A380 was officially started in 1993.
747 orders per year, starting 1993
2, 16, 32, 56, 36, 15, 35, 26, 16, 17, 4, 10, 43, 72
I don't see "falling". At best, I see cycles.
Ironically in 1993, the year A380 design work began, the 747 had it's worst sales year ever (till then), with only 2 orders.
The A380 was approved for production in 2000. In 2005, Boeing announced the 747-8 to better compete with the A380.
From 2000-2009, the 747 had 214 total orders, almost all after 747-8 was announced. The A380 had 212. Combined that's 43 orders a year. The market did not grow, despite substantially better, more capable, and more efficient, products.
From 2010-2017, the 747 and A380 have booked 18 orders per year combined. It is by far the smallest jumbo market since it was created. And what point to point advocates predicted.
I think part of the parent's point is that, even in a stagnant market, Airbus basically took half of it from what was previously a monopolist. Those 43 orders per year used to be all for Boeing, and now they only get half. That's a victory of sort, regardless of where the market is going for both companies.
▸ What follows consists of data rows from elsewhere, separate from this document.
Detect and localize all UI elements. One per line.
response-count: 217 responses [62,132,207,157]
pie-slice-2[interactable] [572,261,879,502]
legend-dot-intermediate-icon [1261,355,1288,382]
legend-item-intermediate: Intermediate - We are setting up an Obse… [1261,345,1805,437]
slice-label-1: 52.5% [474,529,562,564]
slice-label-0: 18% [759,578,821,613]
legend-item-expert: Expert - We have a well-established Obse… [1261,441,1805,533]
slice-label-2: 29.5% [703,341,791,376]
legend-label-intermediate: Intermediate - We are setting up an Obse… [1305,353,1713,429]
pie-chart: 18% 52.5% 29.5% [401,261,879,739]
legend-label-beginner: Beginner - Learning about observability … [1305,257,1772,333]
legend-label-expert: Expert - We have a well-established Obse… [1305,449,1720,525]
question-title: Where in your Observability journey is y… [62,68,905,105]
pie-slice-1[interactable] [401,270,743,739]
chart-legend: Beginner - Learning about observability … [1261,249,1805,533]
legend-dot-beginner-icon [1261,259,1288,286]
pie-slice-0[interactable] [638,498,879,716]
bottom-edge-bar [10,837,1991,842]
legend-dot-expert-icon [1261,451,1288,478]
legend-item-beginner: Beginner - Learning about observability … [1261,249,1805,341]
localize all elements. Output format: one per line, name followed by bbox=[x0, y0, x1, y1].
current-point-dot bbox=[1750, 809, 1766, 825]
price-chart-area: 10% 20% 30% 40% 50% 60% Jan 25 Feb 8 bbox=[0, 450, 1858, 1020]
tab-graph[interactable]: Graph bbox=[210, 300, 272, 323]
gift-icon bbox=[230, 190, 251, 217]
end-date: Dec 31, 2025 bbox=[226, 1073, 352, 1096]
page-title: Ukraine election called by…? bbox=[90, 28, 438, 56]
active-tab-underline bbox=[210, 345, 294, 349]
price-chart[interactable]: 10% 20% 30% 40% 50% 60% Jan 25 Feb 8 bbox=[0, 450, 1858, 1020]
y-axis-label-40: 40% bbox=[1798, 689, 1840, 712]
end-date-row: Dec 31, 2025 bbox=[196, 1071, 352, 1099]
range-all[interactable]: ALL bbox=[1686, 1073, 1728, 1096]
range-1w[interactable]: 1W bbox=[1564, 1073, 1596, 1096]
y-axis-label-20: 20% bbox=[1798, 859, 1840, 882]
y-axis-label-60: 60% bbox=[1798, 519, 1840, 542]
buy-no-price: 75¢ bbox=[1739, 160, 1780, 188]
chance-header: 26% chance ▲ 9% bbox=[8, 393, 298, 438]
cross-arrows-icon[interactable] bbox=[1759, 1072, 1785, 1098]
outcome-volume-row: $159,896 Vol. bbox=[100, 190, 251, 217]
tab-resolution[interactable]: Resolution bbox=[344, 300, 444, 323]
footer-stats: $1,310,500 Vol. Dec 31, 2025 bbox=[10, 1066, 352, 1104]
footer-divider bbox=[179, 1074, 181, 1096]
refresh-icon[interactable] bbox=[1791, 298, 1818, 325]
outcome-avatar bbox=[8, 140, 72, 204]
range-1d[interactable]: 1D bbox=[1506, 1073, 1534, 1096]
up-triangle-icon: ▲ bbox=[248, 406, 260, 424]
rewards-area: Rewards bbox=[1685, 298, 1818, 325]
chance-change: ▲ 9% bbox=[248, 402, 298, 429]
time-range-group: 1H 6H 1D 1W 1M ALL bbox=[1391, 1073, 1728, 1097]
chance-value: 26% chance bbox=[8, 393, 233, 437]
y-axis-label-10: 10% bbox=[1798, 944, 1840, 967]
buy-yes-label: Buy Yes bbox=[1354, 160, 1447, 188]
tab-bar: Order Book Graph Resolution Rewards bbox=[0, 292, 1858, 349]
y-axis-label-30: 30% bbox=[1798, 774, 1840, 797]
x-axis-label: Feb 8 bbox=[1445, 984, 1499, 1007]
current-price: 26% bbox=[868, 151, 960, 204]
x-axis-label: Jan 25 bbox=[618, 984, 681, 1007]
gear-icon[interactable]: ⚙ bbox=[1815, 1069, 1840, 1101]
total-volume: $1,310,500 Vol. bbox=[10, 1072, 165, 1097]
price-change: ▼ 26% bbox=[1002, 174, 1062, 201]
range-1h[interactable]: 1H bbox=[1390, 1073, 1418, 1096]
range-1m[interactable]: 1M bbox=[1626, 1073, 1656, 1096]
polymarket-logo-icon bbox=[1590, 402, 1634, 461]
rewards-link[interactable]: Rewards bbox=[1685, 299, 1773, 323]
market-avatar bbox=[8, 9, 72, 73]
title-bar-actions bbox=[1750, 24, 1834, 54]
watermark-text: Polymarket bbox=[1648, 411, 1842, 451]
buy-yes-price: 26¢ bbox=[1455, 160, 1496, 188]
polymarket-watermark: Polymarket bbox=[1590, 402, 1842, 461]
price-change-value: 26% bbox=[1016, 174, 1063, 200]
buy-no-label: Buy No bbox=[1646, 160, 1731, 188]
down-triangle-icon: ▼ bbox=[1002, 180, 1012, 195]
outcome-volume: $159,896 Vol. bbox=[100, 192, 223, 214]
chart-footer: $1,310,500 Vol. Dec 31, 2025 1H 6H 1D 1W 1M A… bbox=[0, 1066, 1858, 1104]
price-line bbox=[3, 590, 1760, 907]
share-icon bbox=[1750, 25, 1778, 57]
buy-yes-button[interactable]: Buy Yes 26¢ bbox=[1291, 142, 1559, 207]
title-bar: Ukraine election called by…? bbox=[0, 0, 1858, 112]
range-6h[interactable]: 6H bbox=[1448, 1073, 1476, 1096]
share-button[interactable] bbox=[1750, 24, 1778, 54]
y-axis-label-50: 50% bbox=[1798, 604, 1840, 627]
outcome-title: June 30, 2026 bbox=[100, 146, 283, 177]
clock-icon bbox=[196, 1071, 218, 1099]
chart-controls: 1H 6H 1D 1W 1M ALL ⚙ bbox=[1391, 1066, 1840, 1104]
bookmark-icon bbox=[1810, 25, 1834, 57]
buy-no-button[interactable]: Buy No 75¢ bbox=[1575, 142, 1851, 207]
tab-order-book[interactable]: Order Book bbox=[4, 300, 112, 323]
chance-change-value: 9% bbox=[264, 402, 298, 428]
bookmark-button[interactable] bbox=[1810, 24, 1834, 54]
Airbus does not have large cross section twin. Hence the A350xwb is critical to their future, not A330neo. Large cross section ETOPS twin 777X is the real 747 replacement. A380 is a halo product and not 747 replacement. The market is too small for A380 production run vs RnD costs.
Now Airbus product line is more secure. A350xwb completes their prouct line-up. Single aisle, medium cross section twin, large cross section twin.